何があったかを知っているロートは話を続けた。
「何をしたんだ?」
「何もしてませんよ。映像に残っていたとしても退屈な画だったと思いますよ。ね、リテッソちゃん」
「ワン」
「ね、こんな冗談を言うようになった。ワンじゃなくてはいでしょ。ふざけちゃ駄目。これからも仲良くしようね」
ウォルは何があったのか察したようで顔を赤くして二人から目を背けた。ティスは相変わらずキョトンとしている。なるほど。有料か無料かということか。
「今朝の報告で残りの小隊は三となった。第十三小隊、第三十小隊、そして我が隊だ」
大方予想通りだったらしく、三人は涼しい顔をしていた。無敗の十三小隊が残っているのは当然のことなのだ。彼女らを倒さねば優勝はない。ここと全力で戦うために、損傷を軽微にしておくと第一小隊は考えていたのだろう。
「敵機の反応はない。昨日の戦闘で疲れているだろうから、今日は必要な業務を済ませたら休息していろ」
「ありがとうございます」
三人の声が重なる。声だけ聞けば全員元気そうだ。昨日の戦闘は今までの二戦と状況が違ったので、変わったことがあるかとロートは心配していた。

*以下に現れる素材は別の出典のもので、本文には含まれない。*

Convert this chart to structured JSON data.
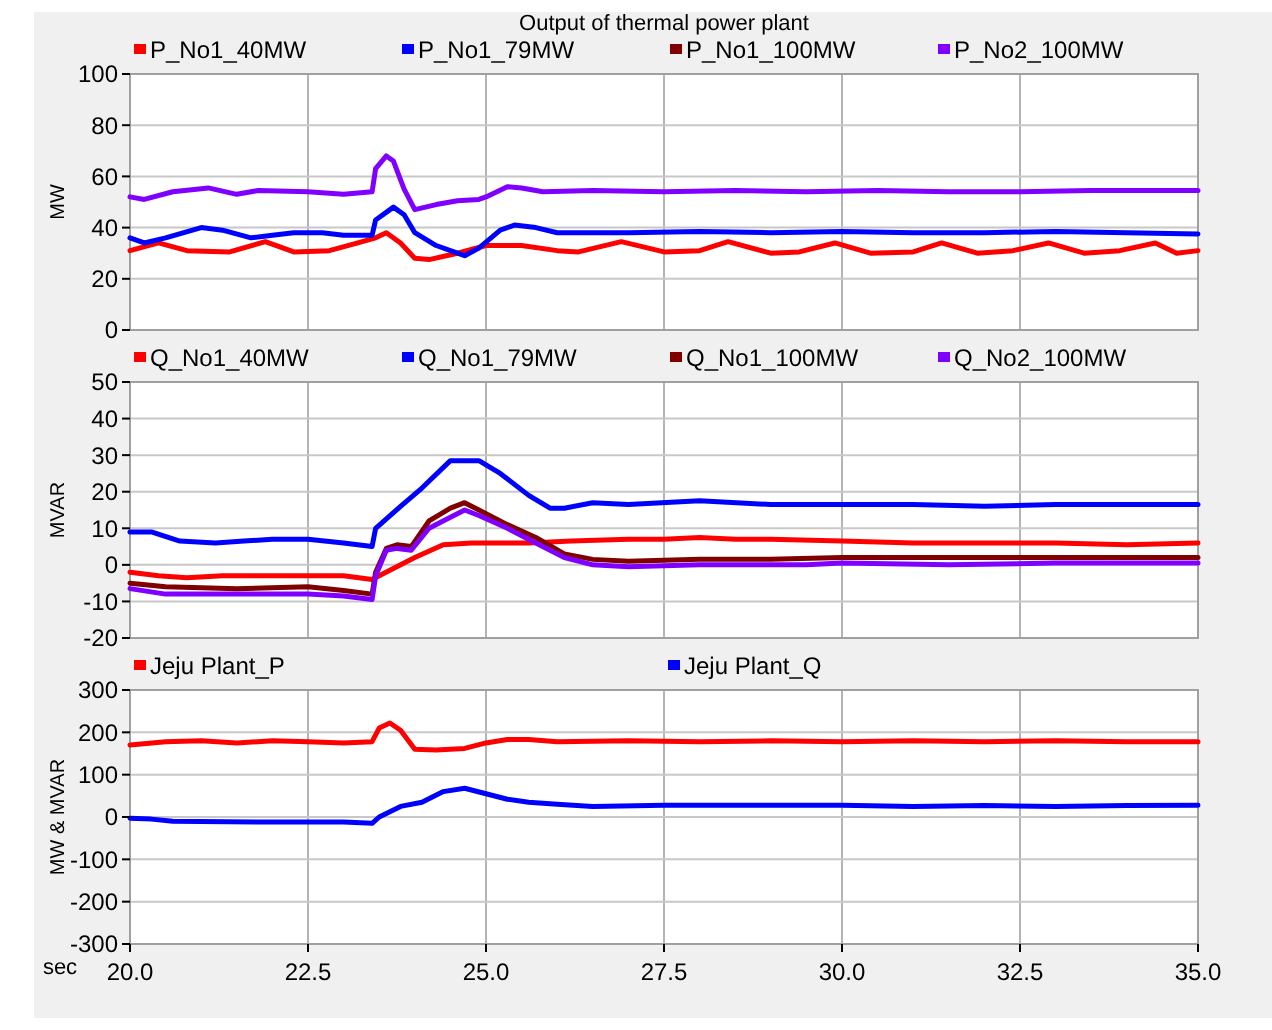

が、その必要もなかったようである。声だけではない。顔も輝いている。本当にいい顔だ。もう、自分が教えることはない。初めからなかったのだ。ただ、捻れていた線をあるべき点に結びつけられただけ。意図したものではなく、偶然そうなっただけだ。彼女たちの個性が、思いやりがここまで導いた。
「よし、解散」
三人は敬礼し、各々好きな場所へ移動していった。